Solvability of a system of polynomial equations What can be said about the solutions of, resp. solving, the following system polynomial equations, in which the $x_i$ and $y_j$ are the variables and $c_{i,j},\,d_i\in\mathbb{R}$ are constants:
$$\begin{matrix}
c_{0,1}x_1+\,\cdots+\,c_{0,n}x_n&=&d_0\\
c_{1,1}x_1y_1+\,\cdots+\,c_{1,n}x_ny_n&=&d_1\\
c_{2,1}x_1y_1^2+\,\cdots+\,c_{2,n}x_ny_n^2&=&d_2\\
\vdots \\
c_{i,1}x_1y_1^i+\,\cdots+\,c_{i,n}x_ny_n^i&=&d_i\\
\vdots\\
c_{m,1}x_1y_1^{m}+\,\dots+\,c_{m,n}x_ny_n^{m}&=&d_{m}                                 
\end{matrix} $$
knowing the conditions and algorithms for efficient numeric or symbolic calculation of the solutions would be the precondtion for an algorithm for non-polynomial splines as requested in this MO question Non-polynomial splines, a non-linear problem
 A: For the special case where all $c_{i,j}$'s are equal to 1 and $m=2n-1$, take a look at Ramanujam's paper: http://ramanujan.sirinudi.org/Volumes/published/ram03.pdf. Needless to say, it is an ingenious method. The steps are the following:
(1) The key idea is to recognize that the coefficients (w.r.t $\theta$, upto the $2n-1$ order) of $\sum_{k=1}^n\frac{x_k}{1-\theta y_k}$ in the series expansion would be the LHS of the nonlinear equations.  
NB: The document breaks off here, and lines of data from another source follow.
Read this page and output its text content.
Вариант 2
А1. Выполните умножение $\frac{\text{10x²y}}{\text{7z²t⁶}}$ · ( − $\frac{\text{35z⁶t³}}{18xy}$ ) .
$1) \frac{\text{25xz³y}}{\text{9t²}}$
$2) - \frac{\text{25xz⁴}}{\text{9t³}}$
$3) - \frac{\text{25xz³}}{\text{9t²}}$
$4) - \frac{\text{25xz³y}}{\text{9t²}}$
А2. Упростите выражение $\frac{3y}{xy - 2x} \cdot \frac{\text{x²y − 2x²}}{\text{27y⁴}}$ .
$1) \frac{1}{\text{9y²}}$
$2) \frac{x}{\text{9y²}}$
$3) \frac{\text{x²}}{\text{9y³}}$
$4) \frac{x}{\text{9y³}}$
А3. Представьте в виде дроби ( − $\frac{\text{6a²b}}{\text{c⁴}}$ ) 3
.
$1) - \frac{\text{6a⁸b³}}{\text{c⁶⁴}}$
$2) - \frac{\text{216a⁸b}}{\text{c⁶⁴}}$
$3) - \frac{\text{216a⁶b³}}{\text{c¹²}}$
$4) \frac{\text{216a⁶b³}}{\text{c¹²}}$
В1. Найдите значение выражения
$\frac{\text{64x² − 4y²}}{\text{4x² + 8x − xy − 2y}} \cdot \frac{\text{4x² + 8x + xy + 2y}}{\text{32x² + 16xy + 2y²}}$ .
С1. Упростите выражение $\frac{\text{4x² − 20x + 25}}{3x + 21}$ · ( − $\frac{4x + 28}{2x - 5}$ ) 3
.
(2) Now, $\sum_{k=1}^n\frac{x_k}{1-\theta y_k} = d_1 + d_2\theta + \cdots + d_{2n}\theta^{2n-1} + \cdots = \frac{A_1 + A_2\theta + \cdots + A_{n-1}\theta^{n-1}}{B_1 + B_2\theta + \cdots + B_{n-1}\theta^{n-1}}$.
(3) Multiplying by $B_1 + B_2\theta + \cdots + B_{n-1}\theta^{n-1}$ on either side and comparing coefficients, gives linear equations in $A_i$'s and $B_i$'s.
(4) If a solution exists, one can then determine partial fractions (in $\theta$), and the coefficients would be the answers. 
For your case, you might want to think on the same lines with Pade approximants.
All this is only a suggestion for the most general case. Hope it helps.